Normally distributed measurement data are expressed as mean ± standard deviation. Comparisons between the two groups were made using an independent samples t‐test. Within‐group comparisons before and after treatment were made using repeated measures analysis of variance. Nonnormally distributed measurement data are expressed as a median (quartile range) (M [QL, QU]). Comparisons between the two groups were examined by the Mann–Whitney U test, and within‐group comparisons before and after treatment were analyzed using the Wilcoxon test. Categorical data were expressed as percentages (%) and analyzed using the chi‐squared (χ ^2^) test or Fisher′s exact test. A p value < 0.05 was considered statistically significant.
3. Results
3.1. General Data
The general data comparison between the two groups of patients showed no statistically significant differences (all p > 0.05), indicating a high degree of comparability, as shown in Table 1.
3.2. VAS Score and Barthel Index
As shown in Table 2, before treatment, there were no statistically significant differences in VAS score and Barthel index between the two groups (p = 0.600 and p = 0.904, respectively). After treatment, both groups showed significant improvements in VAS score and Barthel index compared with pretreatment (all p < 0.05). The study group had a greater reduction in VAS score (3.82 ± 0.75 vs. 2.15 ± 0.62 points) with a between‐group difference of 1.67 points (95% CI: 1.32–2.02, Cohen′s d = 0.92, large effect) and a larger increase in Barthel index (28.67 ± 4.21 vs, 15.33 ± 3.85 points) with a between‐group difference of 13.34 points (95% CI: 11.05–15.63, Cohen′s d = 0.88, large effect), though the statistical comparison of improvement degree between groups was not significant (p = 0.264 and p = 0.532, respectively).
3.3. Blood Glucose Markers
As shown in Table 3, before treatment, there were no significant differences in FBG and 2hPBG between the two groups.

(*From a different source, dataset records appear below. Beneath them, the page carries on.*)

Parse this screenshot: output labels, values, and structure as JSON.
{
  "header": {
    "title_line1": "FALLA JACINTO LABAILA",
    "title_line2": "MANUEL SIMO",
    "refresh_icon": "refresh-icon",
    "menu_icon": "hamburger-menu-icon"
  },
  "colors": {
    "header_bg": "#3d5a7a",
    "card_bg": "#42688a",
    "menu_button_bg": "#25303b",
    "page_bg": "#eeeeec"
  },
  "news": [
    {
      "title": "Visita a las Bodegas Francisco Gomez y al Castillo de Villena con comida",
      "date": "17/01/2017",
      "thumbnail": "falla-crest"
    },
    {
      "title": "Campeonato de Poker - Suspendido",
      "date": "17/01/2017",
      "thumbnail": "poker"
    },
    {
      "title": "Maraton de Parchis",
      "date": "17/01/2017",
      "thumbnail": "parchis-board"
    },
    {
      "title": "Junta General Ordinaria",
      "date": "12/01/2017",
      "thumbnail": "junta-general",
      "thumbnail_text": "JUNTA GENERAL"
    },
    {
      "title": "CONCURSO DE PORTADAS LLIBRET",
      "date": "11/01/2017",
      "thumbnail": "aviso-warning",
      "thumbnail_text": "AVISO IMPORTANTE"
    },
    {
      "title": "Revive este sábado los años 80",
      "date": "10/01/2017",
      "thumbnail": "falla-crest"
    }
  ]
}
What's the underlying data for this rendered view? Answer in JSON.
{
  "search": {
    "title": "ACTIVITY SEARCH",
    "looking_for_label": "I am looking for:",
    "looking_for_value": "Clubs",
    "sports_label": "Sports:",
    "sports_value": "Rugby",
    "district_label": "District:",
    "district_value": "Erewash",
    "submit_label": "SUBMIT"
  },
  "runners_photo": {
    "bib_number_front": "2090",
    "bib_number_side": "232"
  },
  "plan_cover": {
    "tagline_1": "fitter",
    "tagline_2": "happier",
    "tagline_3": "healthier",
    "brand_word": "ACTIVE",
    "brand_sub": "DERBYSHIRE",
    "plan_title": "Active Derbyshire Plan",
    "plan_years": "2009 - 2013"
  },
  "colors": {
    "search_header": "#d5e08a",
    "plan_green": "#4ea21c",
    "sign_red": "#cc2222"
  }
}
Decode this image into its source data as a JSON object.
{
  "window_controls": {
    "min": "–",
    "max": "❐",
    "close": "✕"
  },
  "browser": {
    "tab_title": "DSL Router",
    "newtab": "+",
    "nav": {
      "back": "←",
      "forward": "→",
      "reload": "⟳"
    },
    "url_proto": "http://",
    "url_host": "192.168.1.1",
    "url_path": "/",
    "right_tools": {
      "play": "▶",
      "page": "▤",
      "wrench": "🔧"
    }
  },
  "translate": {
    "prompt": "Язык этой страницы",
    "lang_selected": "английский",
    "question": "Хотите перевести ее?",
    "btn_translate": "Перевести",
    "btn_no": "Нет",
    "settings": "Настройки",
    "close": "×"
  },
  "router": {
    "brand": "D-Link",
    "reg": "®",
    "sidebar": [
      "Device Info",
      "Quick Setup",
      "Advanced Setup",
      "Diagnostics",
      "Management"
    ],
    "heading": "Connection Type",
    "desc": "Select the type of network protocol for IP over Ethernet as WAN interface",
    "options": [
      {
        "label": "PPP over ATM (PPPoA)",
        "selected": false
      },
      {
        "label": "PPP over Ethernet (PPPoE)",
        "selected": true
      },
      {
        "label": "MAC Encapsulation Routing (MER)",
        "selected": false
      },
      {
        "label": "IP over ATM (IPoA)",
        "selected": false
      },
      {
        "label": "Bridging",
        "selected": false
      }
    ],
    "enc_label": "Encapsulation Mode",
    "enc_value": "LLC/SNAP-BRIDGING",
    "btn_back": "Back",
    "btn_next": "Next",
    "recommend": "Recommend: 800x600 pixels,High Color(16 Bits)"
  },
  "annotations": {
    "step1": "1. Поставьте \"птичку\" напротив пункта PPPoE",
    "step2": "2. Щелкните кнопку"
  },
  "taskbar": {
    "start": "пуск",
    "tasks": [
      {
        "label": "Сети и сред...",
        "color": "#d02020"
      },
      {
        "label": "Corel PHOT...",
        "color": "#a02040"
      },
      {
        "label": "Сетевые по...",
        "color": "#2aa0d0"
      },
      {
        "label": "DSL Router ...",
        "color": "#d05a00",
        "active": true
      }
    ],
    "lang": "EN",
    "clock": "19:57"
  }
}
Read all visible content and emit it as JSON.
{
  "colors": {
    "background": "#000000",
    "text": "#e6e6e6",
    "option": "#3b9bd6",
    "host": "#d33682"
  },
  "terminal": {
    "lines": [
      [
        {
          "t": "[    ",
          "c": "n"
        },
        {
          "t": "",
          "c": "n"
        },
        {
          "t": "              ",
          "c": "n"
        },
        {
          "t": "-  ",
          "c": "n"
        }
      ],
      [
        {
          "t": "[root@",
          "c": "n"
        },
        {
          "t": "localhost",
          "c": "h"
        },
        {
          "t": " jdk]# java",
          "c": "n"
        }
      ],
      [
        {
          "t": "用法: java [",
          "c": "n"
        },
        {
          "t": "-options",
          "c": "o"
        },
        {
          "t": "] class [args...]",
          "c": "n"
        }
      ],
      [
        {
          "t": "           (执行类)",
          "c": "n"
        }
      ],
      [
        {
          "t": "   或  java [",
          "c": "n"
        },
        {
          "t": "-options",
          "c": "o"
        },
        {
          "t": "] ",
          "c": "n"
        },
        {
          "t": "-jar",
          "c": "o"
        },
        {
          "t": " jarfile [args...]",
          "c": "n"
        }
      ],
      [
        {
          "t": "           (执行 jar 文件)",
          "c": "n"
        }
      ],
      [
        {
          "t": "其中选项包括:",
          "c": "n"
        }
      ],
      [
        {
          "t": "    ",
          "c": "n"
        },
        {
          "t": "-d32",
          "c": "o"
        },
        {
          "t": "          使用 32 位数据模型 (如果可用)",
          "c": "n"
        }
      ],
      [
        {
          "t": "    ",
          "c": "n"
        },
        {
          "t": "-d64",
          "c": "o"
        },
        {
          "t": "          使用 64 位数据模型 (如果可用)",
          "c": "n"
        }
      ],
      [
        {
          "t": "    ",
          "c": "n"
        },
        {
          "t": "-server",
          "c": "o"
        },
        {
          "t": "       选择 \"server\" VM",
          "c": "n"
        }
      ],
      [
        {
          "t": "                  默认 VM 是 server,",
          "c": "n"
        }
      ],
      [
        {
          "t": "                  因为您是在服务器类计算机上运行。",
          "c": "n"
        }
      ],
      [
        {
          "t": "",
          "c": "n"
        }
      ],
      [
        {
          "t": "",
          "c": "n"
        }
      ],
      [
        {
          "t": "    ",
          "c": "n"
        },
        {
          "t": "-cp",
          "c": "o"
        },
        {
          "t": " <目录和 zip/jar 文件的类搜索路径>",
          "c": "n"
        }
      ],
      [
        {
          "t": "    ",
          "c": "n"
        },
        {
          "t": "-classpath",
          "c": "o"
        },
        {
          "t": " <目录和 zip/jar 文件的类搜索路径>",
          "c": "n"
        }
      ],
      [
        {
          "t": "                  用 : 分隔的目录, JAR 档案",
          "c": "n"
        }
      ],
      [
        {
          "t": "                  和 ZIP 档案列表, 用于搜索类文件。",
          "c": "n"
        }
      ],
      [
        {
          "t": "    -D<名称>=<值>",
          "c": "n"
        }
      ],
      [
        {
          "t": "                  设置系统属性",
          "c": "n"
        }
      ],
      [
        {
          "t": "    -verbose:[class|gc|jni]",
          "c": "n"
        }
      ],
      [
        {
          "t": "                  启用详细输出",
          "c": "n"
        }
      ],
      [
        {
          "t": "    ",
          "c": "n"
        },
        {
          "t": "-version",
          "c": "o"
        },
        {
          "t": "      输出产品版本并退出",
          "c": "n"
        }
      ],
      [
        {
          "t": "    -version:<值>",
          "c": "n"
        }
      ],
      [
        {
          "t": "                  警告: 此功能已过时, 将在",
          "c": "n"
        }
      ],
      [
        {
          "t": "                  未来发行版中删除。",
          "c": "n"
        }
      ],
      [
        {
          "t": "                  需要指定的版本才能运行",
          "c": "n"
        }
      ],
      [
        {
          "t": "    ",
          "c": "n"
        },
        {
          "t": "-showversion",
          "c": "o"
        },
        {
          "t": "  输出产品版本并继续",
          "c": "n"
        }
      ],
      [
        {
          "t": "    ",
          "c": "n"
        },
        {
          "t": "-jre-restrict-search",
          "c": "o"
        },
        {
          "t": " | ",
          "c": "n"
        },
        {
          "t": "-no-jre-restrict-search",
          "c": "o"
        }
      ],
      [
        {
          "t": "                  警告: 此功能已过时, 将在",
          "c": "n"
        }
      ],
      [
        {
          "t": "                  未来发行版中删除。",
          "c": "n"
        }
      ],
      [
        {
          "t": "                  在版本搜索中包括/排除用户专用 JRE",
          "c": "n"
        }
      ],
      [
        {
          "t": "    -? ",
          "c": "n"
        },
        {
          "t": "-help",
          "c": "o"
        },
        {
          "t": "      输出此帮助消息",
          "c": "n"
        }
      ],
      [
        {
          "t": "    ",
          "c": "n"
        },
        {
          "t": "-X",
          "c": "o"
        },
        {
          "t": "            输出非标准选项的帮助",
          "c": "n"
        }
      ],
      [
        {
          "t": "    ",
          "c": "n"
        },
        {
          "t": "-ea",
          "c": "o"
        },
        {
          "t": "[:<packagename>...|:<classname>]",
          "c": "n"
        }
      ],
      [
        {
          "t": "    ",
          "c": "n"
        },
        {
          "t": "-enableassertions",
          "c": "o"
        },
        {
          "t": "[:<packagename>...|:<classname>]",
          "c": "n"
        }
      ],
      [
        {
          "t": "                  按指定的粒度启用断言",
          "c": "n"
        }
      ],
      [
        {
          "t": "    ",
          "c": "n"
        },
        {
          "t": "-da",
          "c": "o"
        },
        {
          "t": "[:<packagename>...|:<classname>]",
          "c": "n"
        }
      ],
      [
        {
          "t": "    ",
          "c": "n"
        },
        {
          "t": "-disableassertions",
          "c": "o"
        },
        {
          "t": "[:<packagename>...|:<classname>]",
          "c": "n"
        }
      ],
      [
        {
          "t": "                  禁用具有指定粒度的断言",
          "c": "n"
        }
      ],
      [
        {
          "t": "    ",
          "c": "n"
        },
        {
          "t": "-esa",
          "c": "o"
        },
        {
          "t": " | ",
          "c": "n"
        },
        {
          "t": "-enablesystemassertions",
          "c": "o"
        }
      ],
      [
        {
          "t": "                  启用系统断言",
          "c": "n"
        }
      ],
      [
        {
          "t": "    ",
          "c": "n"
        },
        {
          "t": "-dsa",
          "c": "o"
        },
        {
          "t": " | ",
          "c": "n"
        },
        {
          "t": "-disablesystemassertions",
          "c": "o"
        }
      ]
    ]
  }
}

After 10 days of treatment, both groups showed significant reductions in FBG and 2hPBG compared with pretreatment (all p < 0.001). The study group had a more pronounced reduction in FBG (2.35 ± 0.52 vs. 1.21 ± 0.45 mmol/L) with a between‐group difference of 1.14 mmol/L (95% CI: 0.89–1.39, Cohen′s d = 0.76, medium effect) and in 2hPBG (3.12 ± 0.68 vs. 1.78 ± 0.59 mmol/L) with a between‐group difference of 1.34 mmol/L (95% CI: 1.01–1.67, Cohen′s d = 0.79, medium effect) (all p < 0.05).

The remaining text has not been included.